A now-famous text, at least in radfem circles, by Lierre Keith. Go read it, if you have any patience for online reading.
If feminism was reduced to one word, it would be this: no. “No” is a boundary, spoken only by a self who claims one. Objects have neither; subjects begin at no. Feminists said no and we meant it.
The boundary of “no” extended outward, an insult to one being an injury to all: “we” is the word of political movements. Without it, women are cast adrift in a hostile, chaotic sea, holding our breath against the next Bad Thing. With the lens of feminism, the chaos snaps into sharp focus. We gave words to the Bad Things, then faced down denial and despair to see the pattern. That’s called theory. Then we demanded remedies. That’s what subjects, especially political subjects, do. Emmeline Pankhurst, leader of the British suffragettes, worked at the Census Office as a birth registrar. Every day, young girls came in with their newborns. Every day, she had to ask who the father was, and every day the girls wept in humiliation and rage. Reader, you know who the fathers were. That’s why Pankhurst never gave up.

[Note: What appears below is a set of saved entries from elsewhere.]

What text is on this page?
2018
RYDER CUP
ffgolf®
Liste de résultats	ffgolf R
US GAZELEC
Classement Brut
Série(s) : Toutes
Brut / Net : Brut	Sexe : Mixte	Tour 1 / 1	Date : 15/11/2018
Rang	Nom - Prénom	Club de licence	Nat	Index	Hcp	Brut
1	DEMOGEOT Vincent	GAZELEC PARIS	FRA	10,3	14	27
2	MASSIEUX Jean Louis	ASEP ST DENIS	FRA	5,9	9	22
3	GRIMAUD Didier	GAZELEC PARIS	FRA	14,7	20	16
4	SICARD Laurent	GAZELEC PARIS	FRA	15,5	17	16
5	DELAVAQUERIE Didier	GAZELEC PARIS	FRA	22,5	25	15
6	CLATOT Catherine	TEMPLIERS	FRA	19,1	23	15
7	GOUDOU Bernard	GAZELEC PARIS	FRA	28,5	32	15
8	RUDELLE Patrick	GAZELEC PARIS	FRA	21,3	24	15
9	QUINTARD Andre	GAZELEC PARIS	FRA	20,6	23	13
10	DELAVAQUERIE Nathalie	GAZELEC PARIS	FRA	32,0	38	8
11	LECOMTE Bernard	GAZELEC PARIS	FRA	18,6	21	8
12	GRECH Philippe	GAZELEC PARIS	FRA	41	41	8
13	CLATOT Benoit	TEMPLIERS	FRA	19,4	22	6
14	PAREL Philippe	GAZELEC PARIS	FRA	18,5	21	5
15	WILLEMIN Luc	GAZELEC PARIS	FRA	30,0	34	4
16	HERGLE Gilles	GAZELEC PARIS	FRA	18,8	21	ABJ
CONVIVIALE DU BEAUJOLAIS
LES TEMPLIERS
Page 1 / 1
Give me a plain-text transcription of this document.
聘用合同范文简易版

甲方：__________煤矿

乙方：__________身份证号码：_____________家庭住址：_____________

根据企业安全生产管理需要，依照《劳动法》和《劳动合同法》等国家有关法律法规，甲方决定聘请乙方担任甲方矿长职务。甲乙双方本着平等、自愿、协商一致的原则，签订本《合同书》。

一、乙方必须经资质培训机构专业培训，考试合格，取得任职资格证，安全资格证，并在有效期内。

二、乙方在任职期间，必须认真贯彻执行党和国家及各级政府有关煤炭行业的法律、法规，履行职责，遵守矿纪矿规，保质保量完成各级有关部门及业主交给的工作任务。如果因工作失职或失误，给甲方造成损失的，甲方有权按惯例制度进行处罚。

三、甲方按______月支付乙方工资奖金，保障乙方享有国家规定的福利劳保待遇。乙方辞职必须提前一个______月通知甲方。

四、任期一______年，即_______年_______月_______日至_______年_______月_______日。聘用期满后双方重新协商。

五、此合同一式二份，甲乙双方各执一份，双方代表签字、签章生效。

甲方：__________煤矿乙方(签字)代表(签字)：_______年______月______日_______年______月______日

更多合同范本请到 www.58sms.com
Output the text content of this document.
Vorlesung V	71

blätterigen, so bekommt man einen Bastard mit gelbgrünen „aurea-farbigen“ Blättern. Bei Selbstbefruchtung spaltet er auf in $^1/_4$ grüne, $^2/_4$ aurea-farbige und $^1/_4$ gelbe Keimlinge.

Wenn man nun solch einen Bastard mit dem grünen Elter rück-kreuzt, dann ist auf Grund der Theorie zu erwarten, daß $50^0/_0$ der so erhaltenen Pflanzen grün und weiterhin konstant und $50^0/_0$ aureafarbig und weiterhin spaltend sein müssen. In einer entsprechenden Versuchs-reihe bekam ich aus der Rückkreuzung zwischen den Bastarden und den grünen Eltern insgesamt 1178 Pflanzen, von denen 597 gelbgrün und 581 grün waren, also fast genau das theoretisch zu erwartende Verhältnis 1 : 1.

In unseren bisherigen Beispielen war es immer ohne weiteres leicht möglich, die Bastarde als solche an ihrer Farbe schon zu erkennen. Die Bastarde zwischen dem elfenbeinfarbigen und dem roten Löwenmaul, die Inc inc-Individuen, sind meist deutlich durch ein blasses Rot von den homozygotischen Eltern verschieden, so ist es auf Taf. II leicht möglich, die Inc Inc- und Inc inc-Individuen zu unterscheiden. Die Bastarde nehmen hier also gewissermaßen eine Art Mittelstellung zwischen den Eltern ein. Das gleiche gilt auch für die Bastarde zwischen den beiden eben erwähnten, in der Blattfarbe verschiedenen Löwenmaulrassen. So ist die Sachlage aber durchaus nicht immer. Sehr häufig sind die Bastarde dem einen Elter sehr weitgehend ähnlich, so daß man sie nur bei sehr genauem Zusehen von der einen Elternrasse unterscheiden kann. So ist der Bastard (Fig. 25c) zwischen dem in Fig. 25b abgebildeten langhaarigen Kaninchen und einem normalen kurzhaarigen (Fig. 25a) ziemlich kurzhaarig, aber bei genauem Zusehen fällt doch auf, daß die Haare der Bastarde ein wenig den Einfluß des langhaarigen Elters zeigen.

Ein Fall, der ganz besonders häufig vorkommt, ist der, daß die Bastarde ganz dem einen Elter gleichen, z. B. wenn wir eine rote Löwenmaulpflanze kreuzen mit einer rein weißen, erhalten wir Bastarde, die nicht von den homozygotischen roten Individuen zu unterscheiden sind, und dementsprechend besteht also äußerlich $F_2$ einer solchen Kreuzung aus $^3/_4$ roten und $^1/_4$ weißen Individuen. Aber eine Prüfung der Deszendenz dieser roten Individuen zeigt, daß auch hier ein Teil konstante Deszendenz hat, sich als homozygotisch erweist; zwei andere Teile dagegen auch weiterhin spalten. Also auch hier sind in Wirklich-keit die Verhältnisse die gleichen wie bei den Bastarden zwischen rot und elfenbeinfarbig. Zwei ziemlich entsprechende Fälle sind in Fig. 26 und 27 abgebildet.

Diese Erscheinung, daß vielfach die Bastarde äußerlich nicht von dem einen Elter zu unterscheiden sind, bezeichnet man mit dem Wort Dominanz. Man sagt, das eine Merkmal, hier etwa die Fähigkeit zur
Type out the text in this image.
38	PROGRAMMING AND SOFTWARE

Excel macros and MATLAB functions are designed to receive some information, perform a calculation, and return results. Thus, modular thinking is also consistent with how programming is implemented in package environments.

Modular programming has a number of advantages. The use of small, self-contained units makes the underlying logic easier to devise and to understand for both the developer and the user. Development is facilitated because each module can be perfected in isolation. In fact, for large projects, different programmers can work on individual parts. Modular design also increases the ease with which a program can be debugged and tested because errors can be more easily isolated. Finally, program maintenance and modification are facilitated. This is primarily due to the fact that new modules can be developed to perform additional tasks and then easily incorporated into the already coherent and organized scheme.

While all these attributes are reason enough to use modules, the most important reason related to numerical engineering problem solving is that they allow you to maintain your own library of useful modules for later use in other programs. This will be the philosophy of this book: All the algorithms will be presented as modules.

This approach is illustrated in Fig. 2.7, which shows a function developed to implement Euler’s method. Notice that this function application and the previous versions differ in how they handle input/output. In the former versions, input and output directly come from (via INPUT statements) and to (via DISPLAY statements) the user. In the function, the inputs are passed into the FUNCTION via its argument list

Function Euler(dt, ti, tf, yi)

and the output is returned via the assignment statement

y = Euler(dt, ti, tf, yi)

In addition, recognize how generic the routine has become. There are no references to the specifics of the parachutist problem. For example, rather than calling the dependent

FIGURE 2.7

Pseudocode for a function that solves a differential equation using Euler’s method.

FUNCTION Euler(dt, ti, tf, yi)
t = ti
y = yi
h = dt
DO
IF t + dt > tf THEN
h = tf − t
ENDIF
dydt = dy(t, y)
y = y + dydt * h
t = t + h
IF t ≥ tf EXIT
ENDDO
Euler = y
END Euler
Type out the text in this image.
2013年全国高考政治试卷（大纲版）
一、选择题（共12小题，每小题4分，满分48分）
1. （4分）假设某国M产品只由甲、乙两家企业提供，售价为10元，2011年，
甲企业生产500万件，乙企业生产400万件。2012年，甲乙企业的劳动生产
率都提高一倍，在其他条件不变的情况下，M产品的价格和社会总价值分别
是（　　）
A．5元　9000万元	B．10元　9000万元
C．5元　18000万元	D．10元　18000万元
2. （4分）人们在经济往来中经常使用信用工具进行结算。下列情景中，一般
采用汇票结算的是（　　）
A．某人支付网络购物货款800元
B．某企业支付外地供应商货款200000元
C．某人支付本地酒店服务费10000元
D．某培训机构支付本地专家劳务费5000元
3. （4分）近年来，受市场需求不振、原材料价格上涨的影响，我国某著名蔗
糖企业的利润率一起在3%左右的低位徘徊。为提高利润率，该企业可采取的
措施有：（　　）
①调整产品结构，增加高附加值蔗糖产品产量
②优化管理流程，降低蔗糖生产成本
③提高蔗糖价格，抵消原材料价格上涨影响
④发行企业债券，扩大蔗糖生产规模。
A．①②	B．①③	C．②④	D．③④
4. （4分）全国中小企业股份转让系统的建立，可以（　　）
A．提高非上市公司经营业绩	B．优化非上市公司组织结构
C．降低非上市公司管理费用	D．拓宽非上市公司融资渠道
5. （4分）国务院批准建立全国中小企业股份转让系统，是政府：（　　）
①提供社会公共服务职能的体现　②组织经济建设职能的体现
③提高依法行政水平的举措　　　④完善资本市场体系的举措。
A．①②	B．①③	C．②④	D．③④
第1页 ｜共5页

To say no to the sadist is to assert those girls as political subjects, as human beings with the standing the comes from inalienable rights. Each and every life is self-willed and sovereign; each life can only be lived in a body. Not an object to be broken down for parts: a living body. Child sexual abuse is especially designed to turn the body into a cage. The bars may start as terror and pain but they will harden to self-loathing. Instilling shame is the best method to ensure compliance: we are ashamed—sexual violation is very good at that—and for the rest of our lives we will comply. Our compliance is, of course, his control. His power is his pleasure, and another generation of girls will grow up in bodies they will surely hate, to be women who comply.